Other critics of the McCollum bill said they felt it was a slap in the face to former employees of state hospitals. Cardenas doesn’t see it that way.

“In no way is this to blame the employees of those institutions at that time,” he said. “However, it was a policy of the Legislature, of the government, to allow those sorts of treatments to happen.”

Public officials also played a role in demonizing people with disabilities and mental illness, said Luther Granquist, a retired attorney whose successful class-action suit on behalf of people with mental retardation in the 1970s contributed to the closing of state hospitals. In a 1925 speech to state officials, the superintendent of the Faribault facility described what he called “the menace of the feeble-minded.”

“He basically said these people are a menace, we need to confine them,” Granquist said. Minnesota lawmakers, fearful that mental illness and disabilities were hereditary, required female patients at the Faribault facility to be sterilized before they were discharged, a practice that continued through the late 1940s.

Granquist disputes a third objection to the legislative apology: that it would lead to countless apologies to other groups – American Indians, for example – that were also discriminated against by state policies. Those apologies are probably appropriate, Granquist said.

“We have, as a nation and as a state, done some really horrendous things… We have failed to meet human need and been demeaning to people in a manner that should not have happened.”

Members of ACT, most of whom have a disability, hope Clark’s bill will help prevent “demeaning” treatment indefinitely. Her legislation includes not only an apology, but a commitment from the Legislature to provide future assistance to people with disabilities. Cardenas sees this provision as especially important in light of looming budget cuts to health and human services.

“I think with some of the cuts that we’re looking at in this legislative session and probably next legislative session, future Legislatures will be apologizing for the treatment that people seem to be facing at this time,” he said.

Remembering With Dignity

A disability rights group backing the apology bill is also working to honor Minnesotans who died in state hospitals.

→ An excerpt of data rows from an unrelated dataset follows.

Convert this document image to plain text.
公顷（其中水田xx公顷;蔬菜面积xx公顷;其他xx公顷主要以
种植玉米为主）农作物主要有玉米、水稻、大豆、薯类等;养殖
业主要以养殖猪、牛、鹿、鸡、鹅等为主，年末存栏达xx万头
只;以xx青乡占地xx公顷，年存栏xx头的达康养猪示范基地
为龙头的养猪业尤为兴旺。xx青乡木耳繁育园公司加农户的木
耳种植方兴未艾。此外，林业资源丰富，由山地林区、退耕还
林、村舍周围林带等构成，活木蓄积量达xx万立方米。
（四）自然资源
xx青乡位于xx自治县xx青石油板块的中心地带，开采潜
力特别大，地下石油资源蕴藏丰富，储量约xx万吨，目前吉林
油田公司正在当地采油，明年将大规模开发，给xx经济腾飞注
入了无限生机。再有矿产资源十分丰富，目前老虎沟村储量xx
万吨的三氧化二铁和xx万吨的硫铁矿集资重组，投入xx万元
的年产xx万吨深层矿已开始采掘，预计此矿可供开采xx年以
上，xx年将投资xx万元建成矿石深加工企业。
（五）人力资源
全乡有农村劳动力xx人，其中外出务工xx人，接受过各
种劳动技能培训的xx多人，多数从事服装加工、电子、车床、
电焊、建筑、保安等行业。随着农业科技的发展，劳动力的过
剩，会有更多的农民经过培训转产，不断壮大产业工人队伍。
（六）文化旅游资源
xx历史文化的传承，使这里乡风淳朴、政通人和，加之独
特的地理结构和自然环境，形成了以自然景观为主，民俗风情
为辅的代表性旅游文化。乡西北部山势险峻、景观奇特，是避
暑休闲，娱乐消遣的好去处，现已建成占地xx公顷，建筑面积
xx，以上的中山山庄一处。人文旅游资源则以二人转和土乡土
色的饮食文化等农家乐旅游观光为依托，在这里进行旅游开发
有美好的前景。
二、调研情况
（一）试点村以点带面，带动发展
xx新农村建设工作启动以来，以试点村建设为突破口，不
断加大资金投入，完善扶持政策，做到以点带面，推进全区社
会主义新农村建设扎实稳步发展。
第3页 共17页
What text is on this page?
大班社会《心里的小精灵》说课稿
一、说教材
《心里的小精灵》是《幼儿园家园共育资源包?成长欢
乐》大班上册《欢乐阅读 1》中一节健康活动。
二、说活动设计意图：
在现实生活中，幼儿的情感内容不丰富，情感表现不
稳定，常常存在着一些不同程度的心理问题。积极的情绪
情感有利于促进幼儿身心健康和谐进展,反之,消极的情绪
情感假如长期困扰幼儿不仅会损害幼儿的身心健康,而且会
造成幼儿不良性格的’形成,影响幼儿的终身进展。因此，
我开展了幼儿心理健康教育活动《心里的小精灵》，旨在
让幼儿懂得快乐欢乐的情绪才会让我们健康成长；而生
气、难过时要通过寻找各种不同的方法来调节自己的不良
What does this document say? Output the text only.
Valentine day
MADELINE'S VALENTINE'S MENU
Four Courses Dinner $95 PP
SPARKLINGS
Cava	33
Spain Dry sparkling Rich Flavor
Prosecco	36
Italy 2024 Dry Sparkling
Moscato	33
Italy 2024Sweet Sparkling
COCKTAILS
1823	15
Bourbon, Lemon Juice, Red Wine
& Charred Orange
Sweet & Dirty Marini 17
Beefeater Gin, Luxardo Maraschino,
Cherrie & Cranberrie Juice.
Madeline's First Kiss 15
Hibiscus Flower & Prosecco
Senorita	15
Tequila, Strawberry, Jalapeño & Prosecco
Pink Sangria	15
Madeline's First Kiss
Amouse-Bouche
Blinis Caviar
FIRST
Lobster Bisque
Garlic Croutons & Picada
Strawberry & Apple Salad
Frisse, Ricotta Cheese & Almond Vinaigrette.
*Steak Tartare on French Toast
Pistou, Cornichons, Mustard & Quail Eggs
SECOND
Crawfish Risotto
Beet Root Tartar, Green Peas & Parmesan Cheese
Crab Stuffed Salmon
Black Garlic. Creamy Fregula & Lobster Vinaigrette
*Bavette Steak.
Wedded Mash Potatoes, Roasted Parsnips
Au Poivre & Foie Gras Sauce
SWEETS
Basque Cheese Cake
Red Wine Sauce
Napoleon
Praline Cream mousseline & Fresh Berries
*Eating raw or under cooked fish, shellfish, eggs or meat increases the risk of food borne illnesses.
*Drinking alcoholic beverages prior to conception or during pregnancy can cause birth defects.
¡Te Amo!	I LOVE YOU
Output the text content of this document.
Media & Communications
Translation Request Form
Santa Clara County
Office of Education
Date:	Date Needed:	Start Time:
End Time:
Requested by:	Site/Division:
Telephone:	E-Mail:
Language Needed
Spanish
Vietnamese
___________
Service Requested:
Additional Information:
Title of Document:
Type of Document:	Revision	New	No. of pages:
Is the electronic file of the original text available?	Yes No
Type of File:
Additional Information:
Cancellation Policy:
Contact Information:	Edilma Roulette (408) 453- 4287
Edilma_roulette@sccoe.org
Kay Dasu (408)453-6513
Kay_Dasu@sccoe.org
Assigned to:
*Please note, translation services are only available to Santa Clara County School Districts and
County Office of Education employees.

Advocating Change Together estimates nearly 13,000 people who died in state hospitals since the late-1800s were buried in anonymous graves on hospital property. Grave markers took the form of concrete cylinders, metal stakes or wooden stakes inscribed only with a number, said ACT co-director Rick Cardenas. To members of ACT, the shoddy markers are a reminder of how people with disabilities were denied basic human rights and dignity.

So in the mid-1990s, ACT teamed up with other advocacy groups to create “Remembering With Dignity,” an effort to replace the anonymous markers with personalized ones. As part of the project, ACT obtains lists of patient names and numbers for each facility, matches the numbers with corresponding graves, and orders new nameplates for each patient, listing dates of birth and death. The project has received intermittent funding from the Legislature over the past several years; a $125,000 appropriation is included in this year’s bonding law.

Remembering With Dignity has restored more than 5,600 graves at facilities including St. Peter, Hastings, Anoka and Cambridge, with the goal of addressing all of them by 2015. Some of the participants, like ACT board member Manny Steinman, are intimately familiar with the property where they’re working. Steinman, who lived at Faribault State Hospital as a child in the early-1960s, went back for the first time as part of the restoration project.